Senator Hyde-Smith wrote on Twitter that she was "proud" of her vote "to stop another misguided, radical attempt to make abortion on demand the law of the land."

Senators Ernst and Fischer are both long-standing opponents of abortions, and their vote against the bill on Wednesday was expected.

Senator Shelley Moore Capito wrote in a statement following the vote that she had opposed "this radical legislation" because she considers it to deny "faith-based conscience protections under the Religious Freedom Restoration Act of 1993" and to create "a right to an abortion at any point of the pregnancy."

Senator Murkowski has repeatedly expressed her support for codifying Roe v.
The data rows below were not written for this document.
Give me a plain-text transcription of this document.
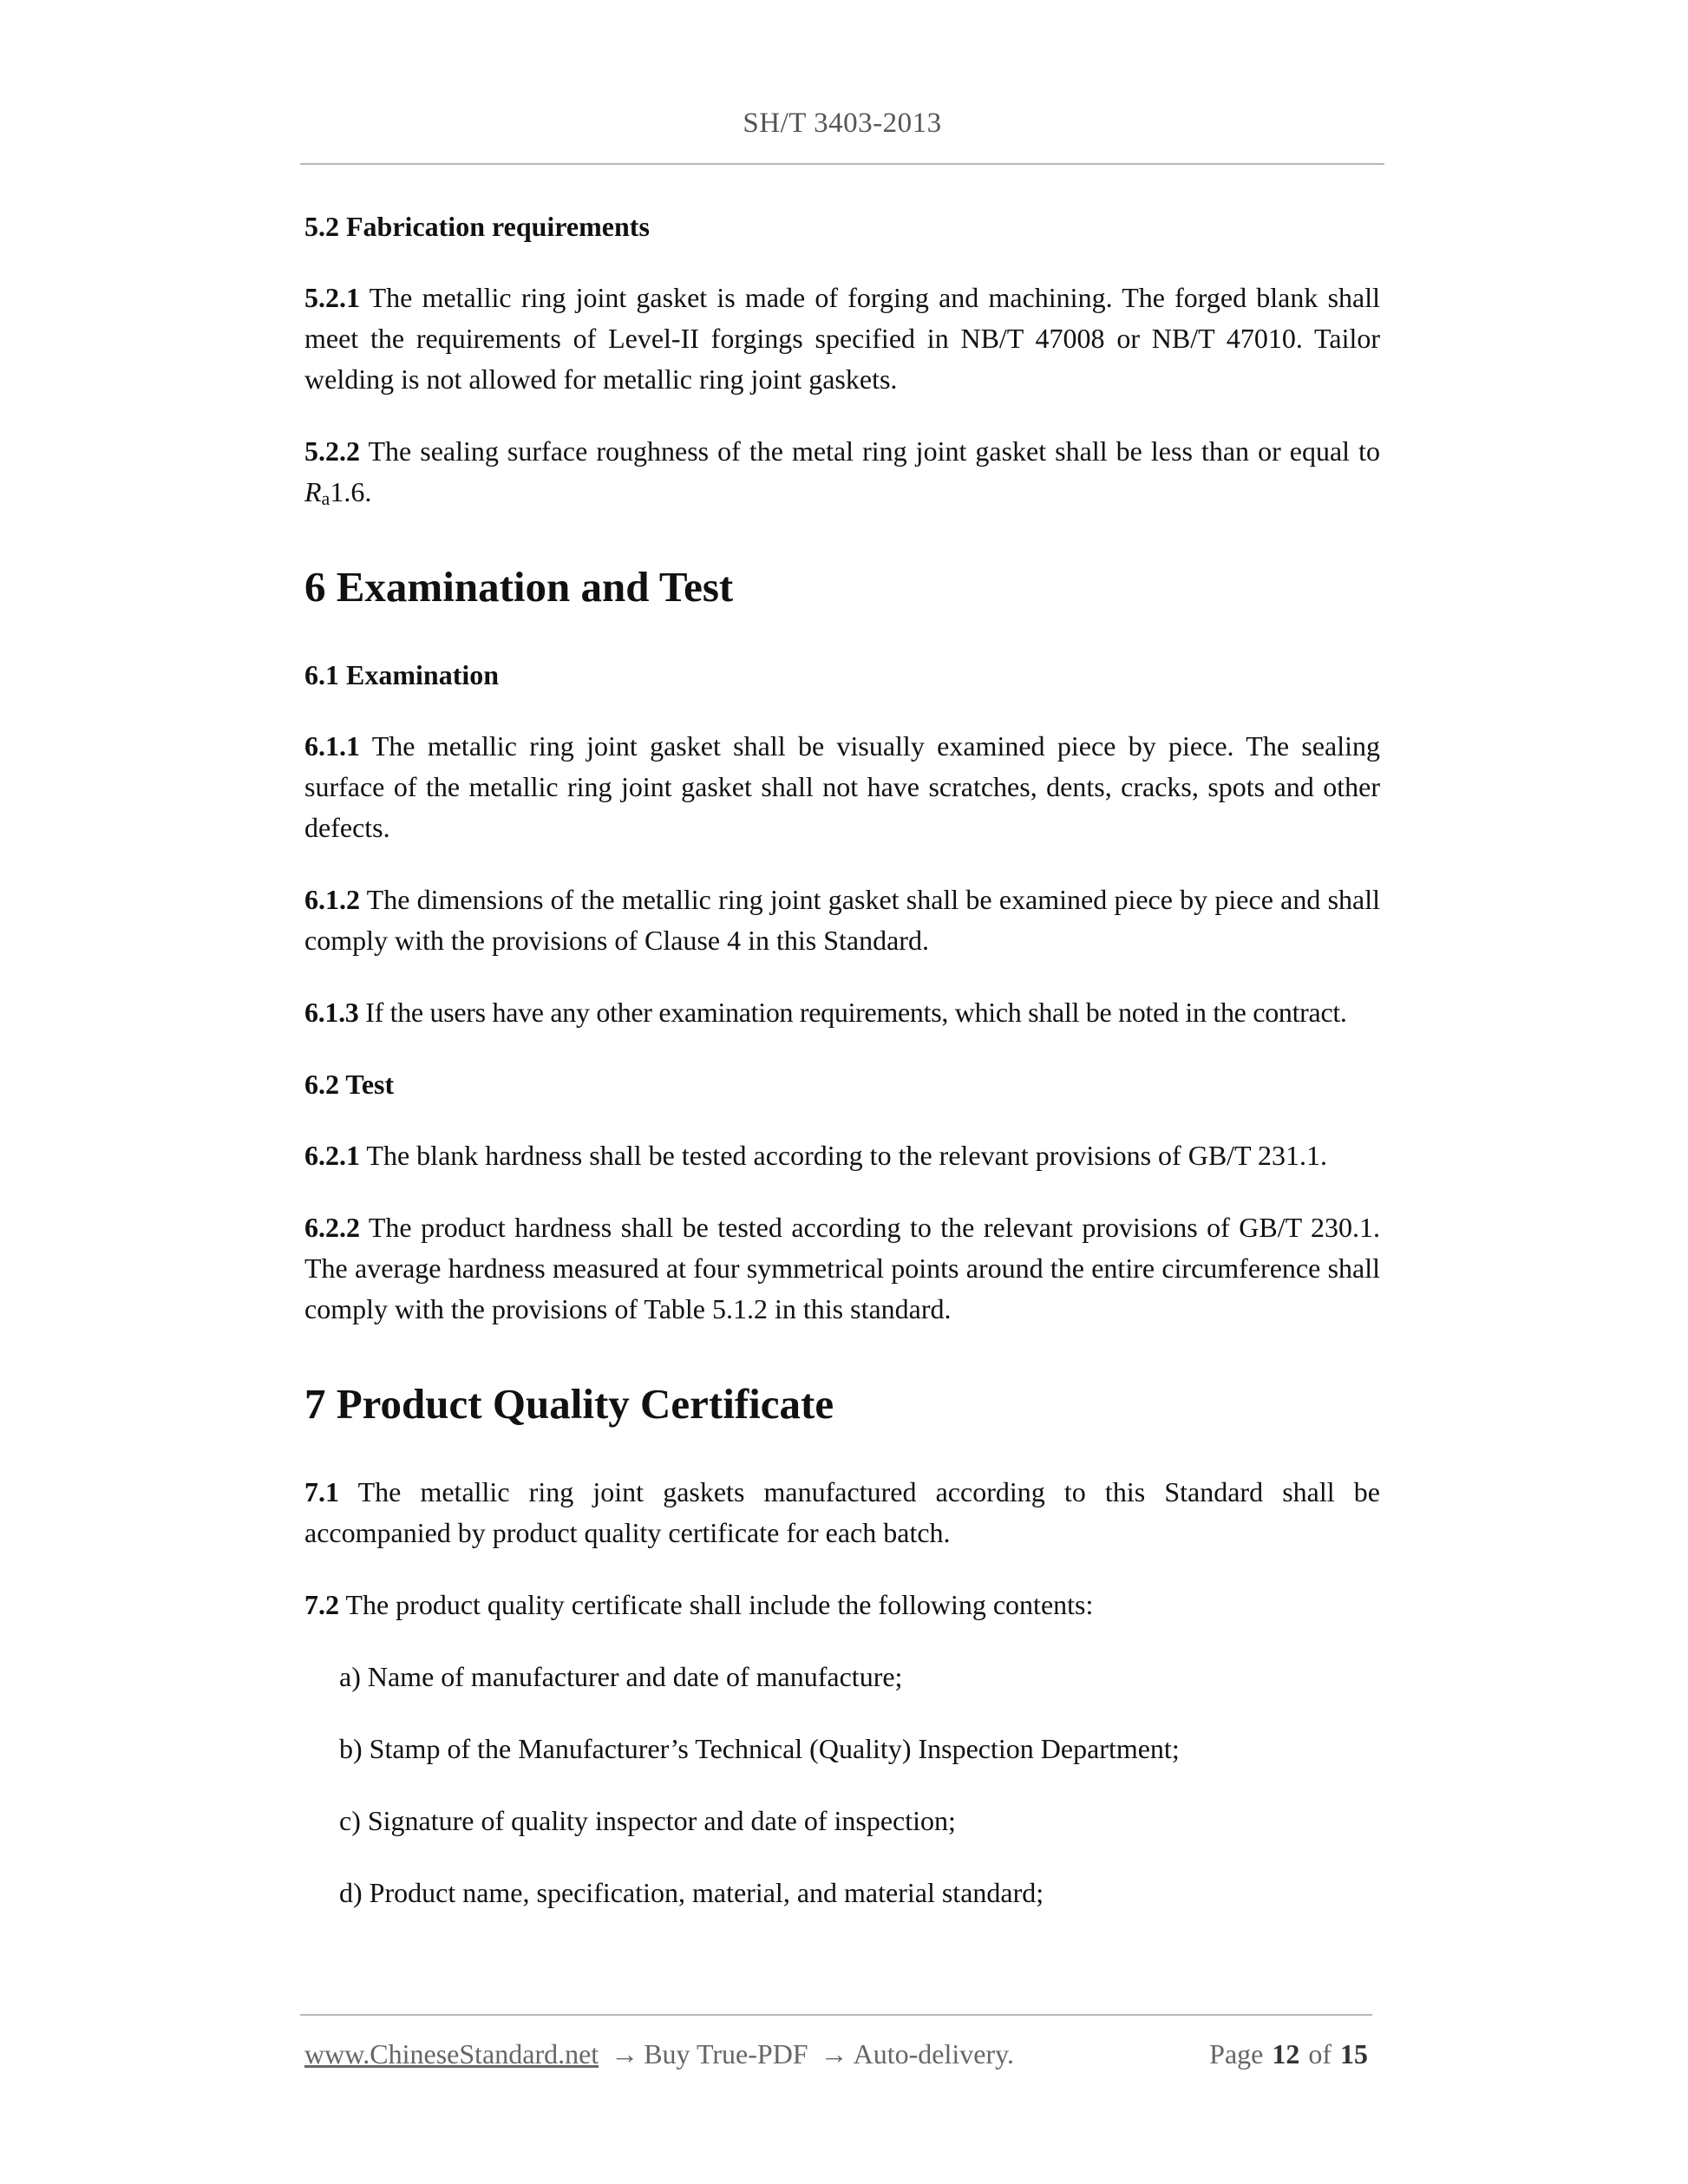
SH/T 3403-2013
5.2 Fabrication requirements
5.2.1 The metallic ring joint gasket is made of forging and machining. The forged blank shall meet the requirements of Level-II forgings specified in NB/T 47008 or NB/T 47010. Tailor welding is not allowed for metallic ring joint gaskets.
5.2.2 The sealing surface roughness of the metal ring joint gasket shall be less than or equal to $R_a1.6$.
6 Examination and Test
6.1 Examination
6.1.1 The metallic ring joint gasket shall be visually examined piece by piece. The sealing surface of the metallic ring joint gasket shall not have scratches, dents, cracks, spots and other defects.
6.1.2 The dimensions of the metallic ring joint gasket shall be examined piece by piece and shall comply with the provisions of Clause 4 in this Standard.
6.1.3 If the users have any other examination requirements, which shall be noted in the contract.
6.2 Test
6.2.1 The blank hardness shall be tested according to the relevant provisions of GB/T 231.1.
6.2.2 The product hardness shall be tested according to the relevant provisions of GB/T 230.1. The average hardness measured at four symmetrical points around the entire circumference shall comply with the provisions of Table 5.1.2 in this standard.
7 Product Quality Certificate
7.1 The metallic ring joint gaskets manufactured according to this Standard shall be accompanied by product quality certificate for each batch.
7.2 The product quality certificate shall include the following contents:
a) Name of manufacturer and date of manufacture;
b) Stamp of the Manufacturer’s Technical (Quality) Inspection Department;
c) Signature of quality inspector and date of inspection;
d) Product name, specification, material, and material standard;
www.ChineseStandard.net → Buy True-PDF → Auto-delivery.	Page 12 of 15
Wade, but had announced she would have voted against the abortion bill on Wednesday because, in her opinion, it went further than Roe, "nullifying state and religious freedom laws across the country in the process."

"I strongly support women's reproductive freedoms, including the right to abortion established by Roe and Casey. I also believe in limited government and an individual's liberty to make choices about their own health," said Murkowski in an official statement.

The Alaska's Senator opposes late-term abortions, with the exceptions of cases of rape, incest, or threat to a woman's life.

Senator Collins of Maine has a very similar opinion to that of Murkowski. Collins said she support enshrining the right to abortion under federal law as per Roe v. Wade and Planned Parenthood v. Casey, but she does not support legislation that undercut "basic conscience protections" for individual states.

In February, the two senators have introduced their own bill to codify Roe v. Wade and protect abortion rights under federal law, the Reproductive Choice Act.

"Unlike some far-left activists, Senator Murkowski and I want the law today to be the law tomorrow. That's why we introduced legislation in February that would enshrine the important Roe and Casey protections into law without undercutting statutes that have been in place for decades and without eliminating basic conscience protections that are relied upon by health care providers who have religious objections to performing abortions," said Collins in an official statement on her website.